‘Call Of Duty’ Terrorist Attack: Singapore Not Amused

A publicity stunt has seen Call of Duty live tweeting a terrorist attack in Singapore. The Call of Duty Twitter account changed its profile picture and name to imitate the appearance of a generic news outlet before posting a series of tweets purporting to be breaking news of an attack on Singapore’s popular tourist magnet Marina Bay.

Call of Duty Black Ops III
The temporary “Current Events Aggregate” banner

The tweets were posted by the newly branded Twitter account “Current Events Aggregate,” which has since been changed back to Call of Duty. Terrorist attack tweets were preceded by a seemingly random handful tweets about film and fashion stories, presumably to enhance the realism of what was to follow.

A series of 18 tweets purporting to be live updates followed the progress of the terrorist attack. The words Call of Duty were in very small grey text within the tweets, but confusion was still caused by the posts as people attempted to determine whether Singapore was, in fact, under attack. The more astute followers would have been able to determine fairly quickly that the terrorist attack was not real. Even without clicking through the tweets to find the username, there were tweets like the one below that caused the more thoughtful and more knowledgeable to become skeptical.

Singapore is only 31 square miles in total.

Eventually, the series of tweets ended with a simple declaration from Call of Duty‘s account, by now restored to its usual appearance, announcing that the whole thing had been a promotional event.

IGN has been openly disapproving of the publicity stunt. Call of Duty‘s Twitter account has 2.88 million followers and, according to IGN, mass panic was a potential consequence of the fake terrorist attack. Call of Duty’s previous trailer was an underwhelming effort, being a dry briefing catching us up on the back story so far, and IGN wondered why Activision had resorted to this “cheap” tactic instead of just releasing a more spectacular trailer. Other outlets were similarly disapproving, with many publicly asking how Activision could justify exploiting the tragic empathy generated even by a fake terrorist attack. Call of Duty‘s efforts were, admittedly, fairly transparent, but IGN and others pointed out that in the world we currently live in, any kind of coverage of a terrorist attack, real or imagined, could have serious consequences — not least of all for those who have actually had to live through them.

Call of Duty Terrorist Attack
Call of Duty opens its campaign in Singapore

Digital Spy was similarly miffed. In an article on the fake terrorist attack, the publication called Activision’s judgement into question, pointing to the real world concern that was caused by the ploy.

Least amused of all, however, was Singapore. The Straits Times reported that Singapore’s netizens were outraged and had taken to the web to call the fake terrorist attack “Sick” and “a shame”.

“Have some respect for Singapore, such a shame.”

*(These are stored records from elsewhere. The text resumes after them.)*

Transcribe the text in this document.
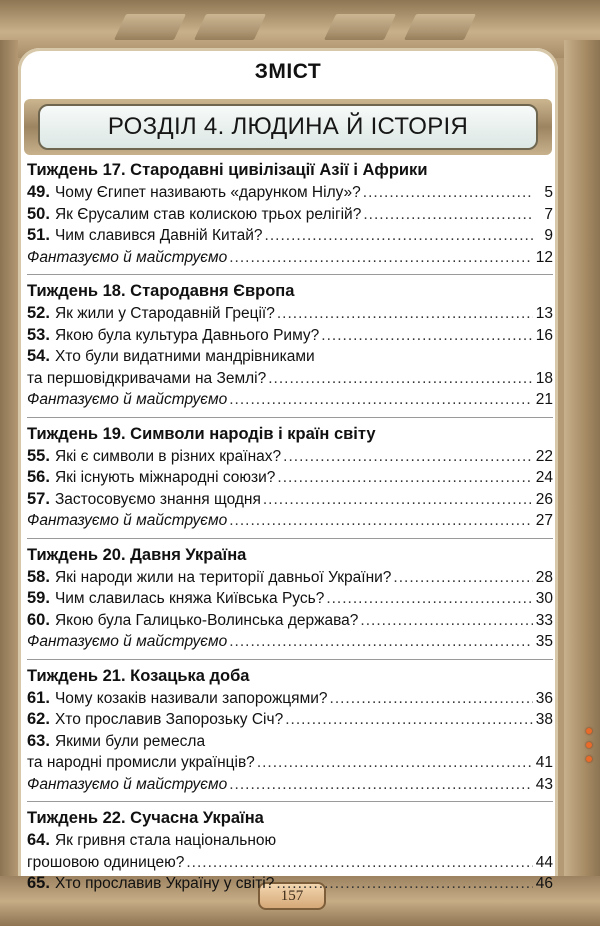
157
ЗМІСТ
РОЗДІЛ 4. ЛЮДИНА Й ІСТОРІЯ
Тиждень 17. Стародавні цивілізації Азії і Африки
49. Чому Єгипет називають «дарунком Нілу»? .....	5
50. Як Єрусалим став колискою трьох релігій? .....	7
51. Чим славився Давній Китай? .....	9
Фантазуємо й майструємо .....	12
Тиждень 18. Стародавня Європа
52. Як жили у Стародавній Греції? .....	13
53. Якою була культура Давнього Риму? .....	16
54. Хто були видатними мандрівниками
та першовідкривачами на Землі? .....	18
Фантазуємо й майструємо .....	21
Тиждень 19. Символи народів і країн світу
55. Які є символи в різних країнах? .....	22
56. Які існують міжнародні союзи? .....	24
57. Застосовуємо знання щодня .....	26
Фантазуємо й майструємо .....	27
Тиждень 20. Давня Україна
58. Які народи жили на території давньої України? .....	28
59. Чим славилась княжа Київська Русь? .....	30
60. Якою була Галицько-Волинська держава? .....	33
Фантазуємо й майструємо .....	35
Тиждень 21. Козацька доба
61. Чому козаків називали запорожцями? .....	36
62. Хто прославив Запорозьку Січ? .....	38
63. Якими були ремесла
та народні промисли українців? .....	41
Фантазуємо й майструємо .....	43
Тиждень 22. Сучасна Україна
64. Як гривня стала національною
грошовою одиницею? .....	44
65. Хто прославив Україну у світі? .....	46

Singaporean commentators were mostly horrified by the news of the terrorist attack until discovering that it was fake. Singapore has a large international diaspora that closely follows news from home.

Call of Duty‘s campaign, which won’t be available on last gen consoles, has its opening mission set in Singapore in the year 2065. The campaign snub to last gen consoles and the frankly odd Treyarch trailer may have alienated a large number of potential buyers already, and now perhaps even more due to this fake terrorist attack. Call of Duty is due for release on November 6.